Introduction: Microarray experiments often have complex designs that include sample pooling, biological and technical replication, sample pairing and dye-swapping. This article demonstrates how statistical modelling can illuminate issues in the design and analysis of microarray experiments, and this information can then be used to plan effective studies.
Methods: A very detailed statistical model for microarray data is introduced, to show the possible sources of variation that are present in even the simplest microarray experiments. Based on this model, the efficacy of common experimental designs, normalisation methodologies and analyses is determined.

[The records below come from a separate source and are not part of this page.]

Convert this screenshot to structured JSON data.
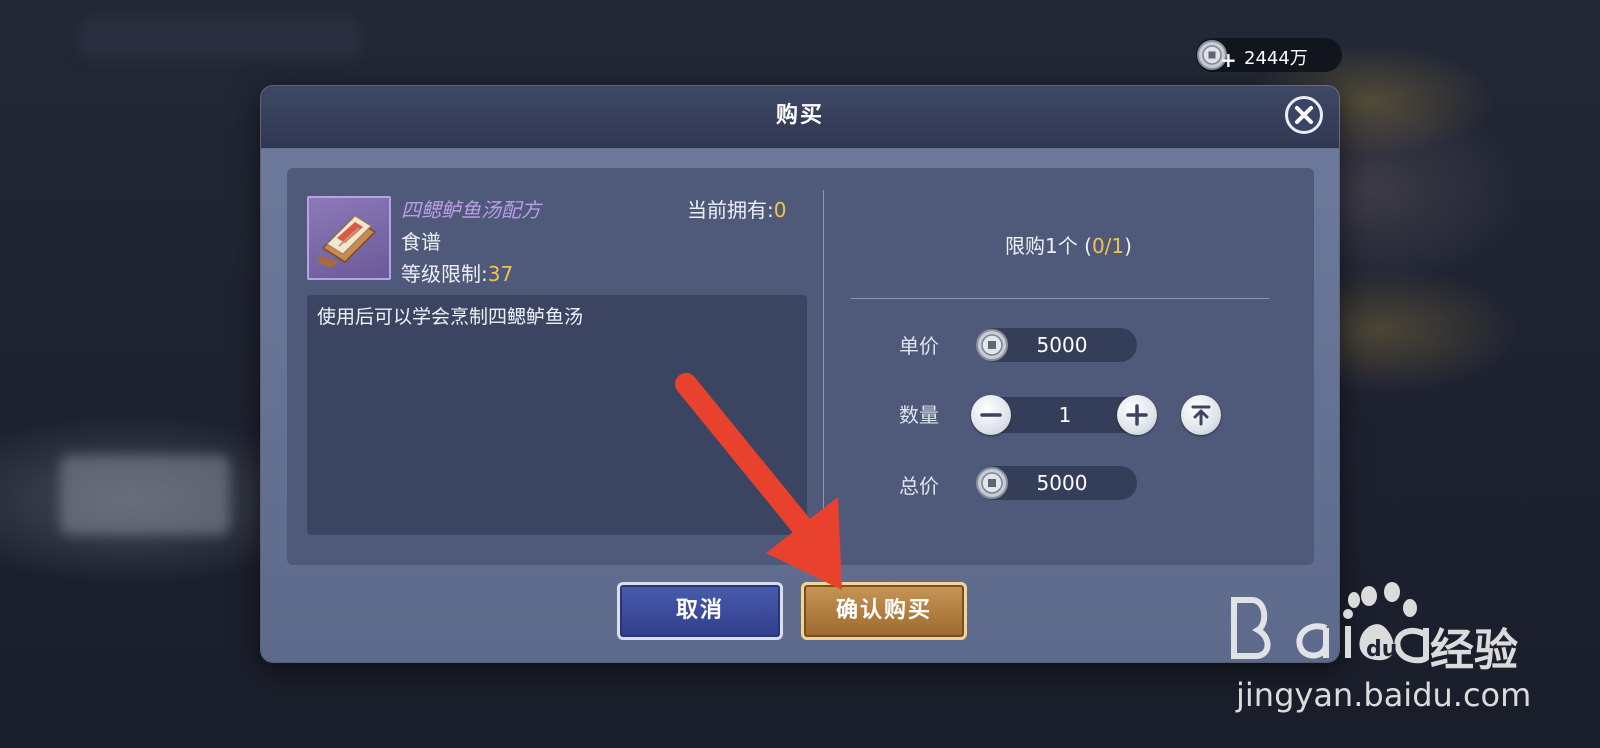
{
  "currency": {
    "amount": "2444万",
    "plus": "+"
  },
  "dialog": {
    "title": "购买",
    "item": {
      "name": "四鳃鲈鱼汤配方",
      "owned_label": "当前拥有:",
      "owned_value": "0",
      "type": "食谱",
      "level_label": "等级限制:",
      "level_value": "37",
      "description": "使用后可以学会烹制四鳃鲈鱼汤"
    },
    "limit": {
      "prefix": "限购1个 (",
      "value": "0/1",
      "suffix": ")"
    },
    "unit_price": {
      "label": "单价",
      "value": "5000"
    },
    "quantity": {
      "label": "数量",
      "value": "1"
    },
    "total_price": {
      "label": "总价",
      "value": "5000"
    },
    "buttons": {
      "cancel": "取消",
      "confirm": "确认购买"
    }
  },
  "watermark": {
    "brand_cn": "经验",
    "url": "jingyan.baidu.com"
  },
  "colors": {
    "accent_gold": "#f1c24d",
    "item_name_purple": "#b99ce6",
    "arrow_red": "#e8412e"
  }
}
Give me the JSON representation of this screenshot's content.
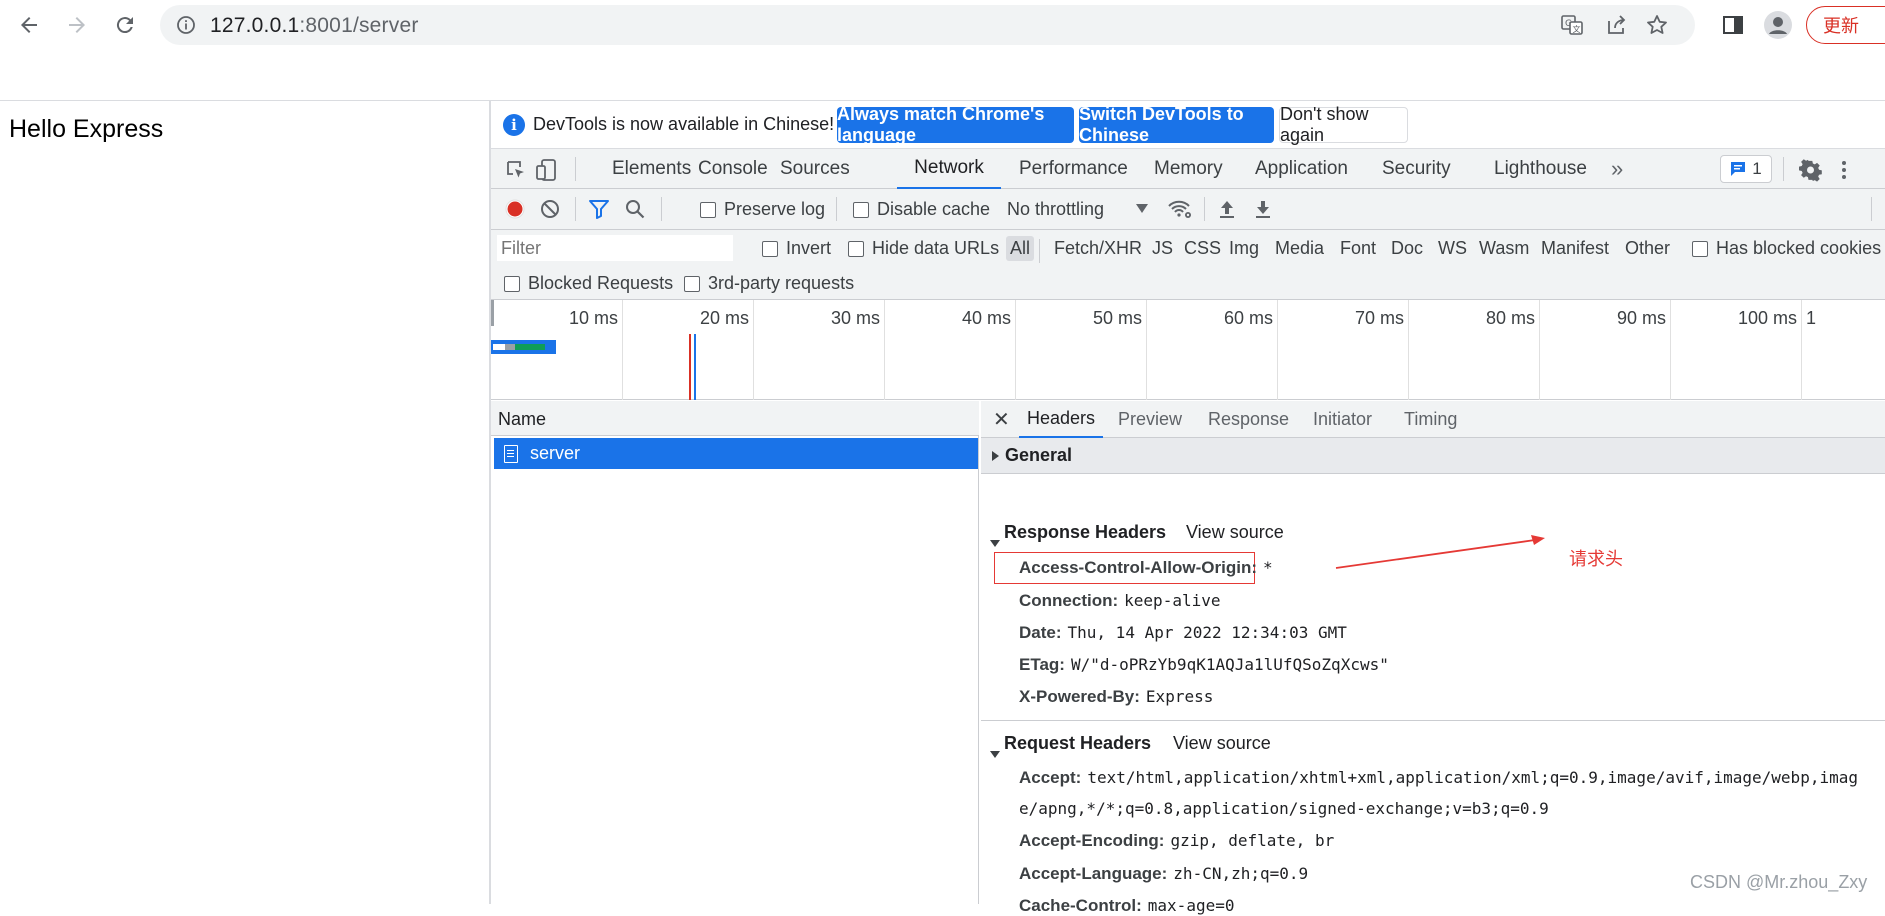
{
  "browser": {
    "url_host": "127.0.0.1",
    "url_path": ":8001/server",
    "update_label": "更新"
  },
  "page": {
    "body_text": "Hello Express"
  },
  "devtools": {
    "infobar": {
      "message": "DevTools is now available in Chinese!",
      "btn_match": "Always match Chrome's language",
      "btn_switch": "Switch DevTools to Chinese",
      "btn_dismiss": "Don't show again"
    },
    "tabs": [
      "Elements",
      "Console",
      "Sources",
      "Network",
      "Performance",
      "Memory",
      "Application",
      "Security",
      "Lighthouse"
    ],
    "active_tab": "Network",
    "issues_count": "1",
    "toolbar": {
      "preserve_log": "Preserve log",
      "disable_cache": "Disable cache",
      "throttling": "No throttling"
    },
    "filter": {
      "placeholder": "Filter",
      "invert": "Invert",
      "hide_data_urls": "Hide data URLs",
      "types": [
        "All",
        "Fetch/XHR",
        "JS",
        "CSS",
        "Img",
        "Media",
        "Font",
        "Doc",
        "WS",
        "Wasm",
        "Manifest",
        "Other"
      ],
      "has_blocked_cookies": "Has blocked cookies",
      "blocked_requests": "Blocked Requests",
      "third_party": "3rd-party requests"
    },
    "timeline_ticks": [
      "10 ms",
      "20 ms",
      "30 ms",
      "40 ms",
      "50 ms",
      "60 ms",
      "70 ms",
      "80 ms",
      "90 ms",
      "100 ms",
      "1"
    ],
    "request_list": {
      "header": "Name",
      "requests": [
        {
          "name": "server",
          "selected": true
        }
      ]
    },
    "detail": {
      "tabs": [
        "Headers",
        "Preview",
        "Response",
        "Initiator",
        "Timing"
      ],
      "active_tab": "Headers",
      "general_label": "General",
      "response_headers_title": "Response Headers",
      "request_headers_title": "Request Headers",
      "view_source": "View source",
      "response_headers": [
        {
          "name": "Access-Control-Allow-Origin:",
          "value": "*"
        },
        {
          "name": "Connection:",
          "value": "keep-alive"
        },
        {
          "name": "Date:",
          "value": "Thu, 14 Apr 2022 12:34:03 GMT"
        },
        {
          "name": "ETag:",
          "value": "W/\"d-oPRzYb9qK1AQJa1lUfQSoZqXcws\""
        },
        {
          "name": "X-Powered-By:",
          "value": "Express"
        }
      ],
      "request_headers": [
        {
          "name": "Accept:",
          "value": "text/html,application/xhtml+xml,application/xml;q=0.9,image/avif,image/webp,imag",
          "value_cont": "e/apng,*/*;q=0.8,application/signed-exchange;v=b3;q=0.9"
        },
        {
          "name": "Accept-Encoding:",
          "value": "gzip, deflate, br"
        },
        {
          "name": "Accept-Language:",
          "value": "zh-CN,zh;q=0.9"
        },
        {
          "name": "Cache-Control:",
          "value": "max-age=0"
        }
      ]
    }
  },
  "annotation": {
    "label": "请求头",
    "color": "#e53935"
  },
  "watermark": "CSDN @Mr.zhou_Zxy"
}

Results: When the cost of the arrays is high compared with the cost of samples, sample pooling and spot replication are shown to be efficient variance reduction methods, whereas technical replication of whole arrays is demonstrated to be very inefficient. Dye-swap designs can use biological replicates rather than technical replicates to improve efficiency and simplify analysis. When the cost of samples is high and technical variation is a major portion of the error, technical replication can be cost effective. Normalisation by centreing on a small number of spots may reduce array effects, but can introduce considerable variation in the results. Centreing using the bulk of spots on the array is less variable. Similarly, normalisation methods based on regression methods can introduce variability. Except for normalisation methods based on spiking controls, all normalisation requires that most genes do not differentially express. Methods based on spatial location and/or intensity also require that the nondifferentially expressing genes are at random with respect to location and intensity. Spotting designs should be carefully done so that spot replicates are widely spaced on the array, and genes with similar expression patterns are not clustered.
Discussion: The tools for statistical design of experiments can be applied to microarray experiments to improve both efficiency and validity of the studies. Given the high cost of microarray experiments, the benefits of statistical input prior to running the experiment cannot be over-emphasised.